Alexandre Duval
Auteur dramatique, acteur, fables du XIXº – Le menteur
Mentir est chose naturelle :
Tout écolier ment à son précepteur,
Le plus inconstant à sa belle
Ose jurer qu’il est fidèle ;
Un poltron dit qu’il n’a pas peur.
Pour se faire valoir, plus ou moins on babille ;
Même il n’est pas jusqu’à la jeune fille
Qui ne mente aussi… par pudeur.
Certain mensonge est nécessaire…
— « Nécessaire ! plaisantez-vous ?
» Dit un moraliste en courroux…
« — Allons, calmez cette colère :
« Quand on ment pour son intérêt,
« C’est mal ; mais si le mensonge, au contraire,
« Parvient à détourner le trait
« Lancé par le méchant à l’abri du mystère,
« Je soutiens que mentir en ce cas est bien fait,
« Et que tout homme imprudemment sincère
« Avec ses vérités vous nuit et vous déplaît. »
Mais parlons des hâbleurs, enfants de la Garonne,
Dont l’assurance nous étonne,
Et qui, sans nécessité,
Outragent le bon sens comme la vérité.
A les entendre, ils ont vu des merveilles…
Loin de douter de leur véracité,
II faut leur riposter par des bourdes pareilles :
De leur fermer le bec voilà le seul moyen.
Certain seigneur le savait bien,
Lorsque d’un étranger, important personnage,
Tout récemment venu dans son village,
Il écoutait les longs récits.
Tout en se promenant, comme font deux amis,
Notre étranger contait qu’en un certain voyage,
Parmi les curiosités
Qui frappaient fréquemment ses regards enchantés,
Il avait rencontré, mais en rase campagne,
Un potiron plus gros, plus gros qu’une montagne.
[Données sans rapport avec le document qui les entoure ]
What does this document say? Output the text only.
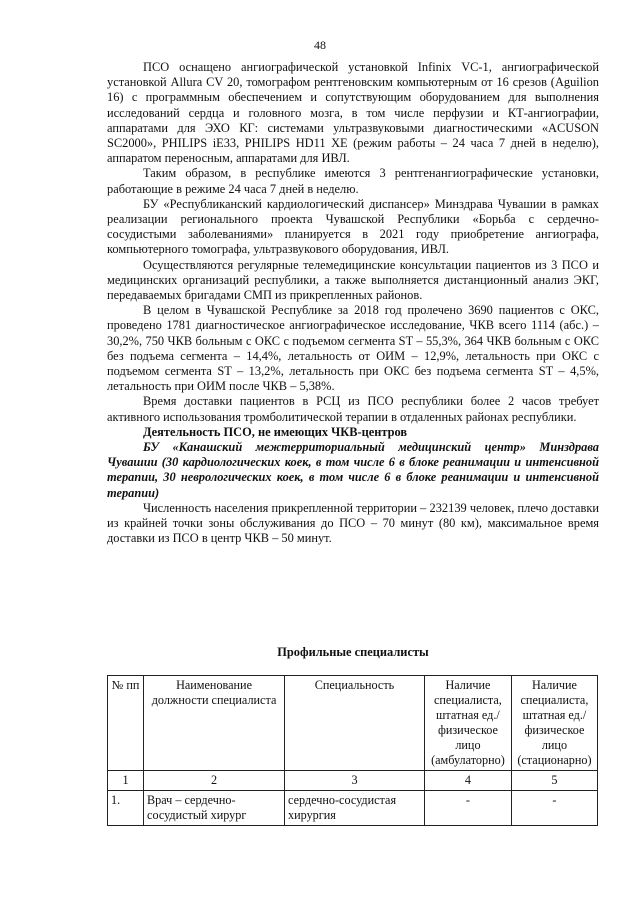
48

ПСО оснащено ангиографической установкой Infinix VC-1, ангиографической установкой Allura CV 20, томографом рентгеновским компьютерным от 16 срезов (Aguilion 16) с программным обеспечением и сопутствующим оборудованием для выполнения исследований сердца и головного мозга, в том числе перфузии и КТ-ангиографии, аппаратами для ЭХО КГ: системами ультразвуковыми диагностическими «ACUSON SC2000», PHILIPS iE33, PHILIPS HD11 XE (режим работы – 24 часа 7 дней в неделю), аппаратом переносным, аппаратами для ИВЛ.

Таким образом, в республике имеются 3 рентгенангиографические установки, работающие в режиме 24 часа 7 дней в неделю.

БУ «Республиканский кардиологический диспансер» Минздрава Чувашии в рамках реализации регионального проекта Чувашской Республики «Борьба с сердечно-сосудистыми заболеваниями» планируется в 2021 году приобретение ангиографа, компьютерного томографа, ультразвукового оборудования, ИВЛ.

Осуществляются регулярные телемедицинские консультации пациентов из 3 ПСО и медицинских организаций республики, а также выполняется дистанционный анализ ЭКГ, передаваемых бригадами СМП из прикрепленных районов.

В целом в Чувашской Республике за 2018 год пролечено 3690 пациентов с ОКС, проведено 1781 диагностическое ангиографическое исследование, ЧКВ всего 1114 (абс.) – 30,2%, 750 ЧКВ больным с ОКС с подъемом сегмента ST – 55,3%, 364 ЧКВ больным с ОКС без подъема сегмента – 14,4%, летальность от ОИМ – 12,9%, летальность при ОКС с подъемом сегмента ST – 13,2%, летальность при ОКС без подъема сегмента ST – 4,5%, летальность при ОИМ после ЧКВ – 5,38%.

Время доставки пациентов в РСЦ из ПСО республики более 2 часов требует активного использования тромболитической терапии в отдаленных районах республики.

Деятельность ПСО, не имеющих ЧКВ-центров

БУ «Канашский межтерриториальный медицинский центр» Минздрава Чувашии (30 кардиологических коек, в том числе 6 в блоке реанимации и интенсивной терапии, 30 неврологических коек, в том числе 6 в блоке реанимации и интенсивной терапии)

Численность населения прикрепленной территории – 232139 человек, плечо доставки из крайней точки зоны обслуживания до ПСО – 70 минут (80 км), максимальное время доставки из ПСО в центр ЧКВ – 50 минут.

Профильные специалисты
№ пп	Наименование должности специалиста	Специальность	Наличие специалиста, штатная ед./физическое лицо (амбулаторно)	Наличие специалиста, штатная ед./физическое лицо (стационарно)
1	2	3	4	5
1.	Врач – сердечно-сосудистый хирург	сердечно-сосудистая хирургия	-	-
Celui qui l’écoutait répondit froidement :
« Oui, ce fait me semble croyable :
» Dans ses créations, la nature admirable
« Agit toujours très-grandement.
« Il est peu de pays qui n’aient quelque merveille.
« La vôtre, dans ces lieux n’aura pas sa pareille ;
« Mais nous avons pourtant un pont très-singulier :
« Au saint qu’on fête ici nous devons sa structure ;
« C’est un pont tout particulier,
« Un pont vengeur de l’imposture.
« — Qu’entendez-vous par là ? répond Je voyageur.
« — C’est que sitôt qu’il y passe un menteur
« Le pont se rompt, et le donneur de bourdes
« Fait une chute des plus lourdes,
« Qui le conduit au fond de l’eau
« D’une rivière très-profonde.
« — N’est-il pas là quelque bateau
« Pour l’empêcher d’aller dans l’autre monde ?
« — Et pourquoi prendre tant de soin,
« D’un impudent menteur qu’avons-nous donc besoin ?
« Parlons de la citrouille… ah ! comme elle était belle,
« Puisque d’une montagne elle avait la hauteur !…
« — Je lui fis un peu trop d’honneur
« En l’égalant à la montagne ;
« Tenez, jugez de sa dimension
« Par la grosseur d’une maison ;
« Mais votre pont… — Des yeux parcourez la campagne,
« Vous le voyez, tous deux, en le passant,
« Nous serons à dîner chez moi en un instant.
« — Aux lieux d’où je reviens, les maisons sont petites,
« ( Dit l’homme au potiron d’un air un peu tremblant ),
« On les prendrait pour des guérites.
« — Je le crois, mais pressons le pas,
« Voilà le pont, passons le vite…
« — Excusez-moi, je ne dînerai pas ;
« Par le même chemin je retourne à mon gîte. »
C’était en vrai gascon se tirer d’embarras.
Ah ! si jamais un pont de cette espèce
Abrégeait le chemin qui conduit à la cour,
Parmi les courtisans qui s’y rendent sans cesse,
Que de gens feraient un détour !
Alexandre Duval
Annales romantiques: recueil de morceaux choisis de littérature contemporaine.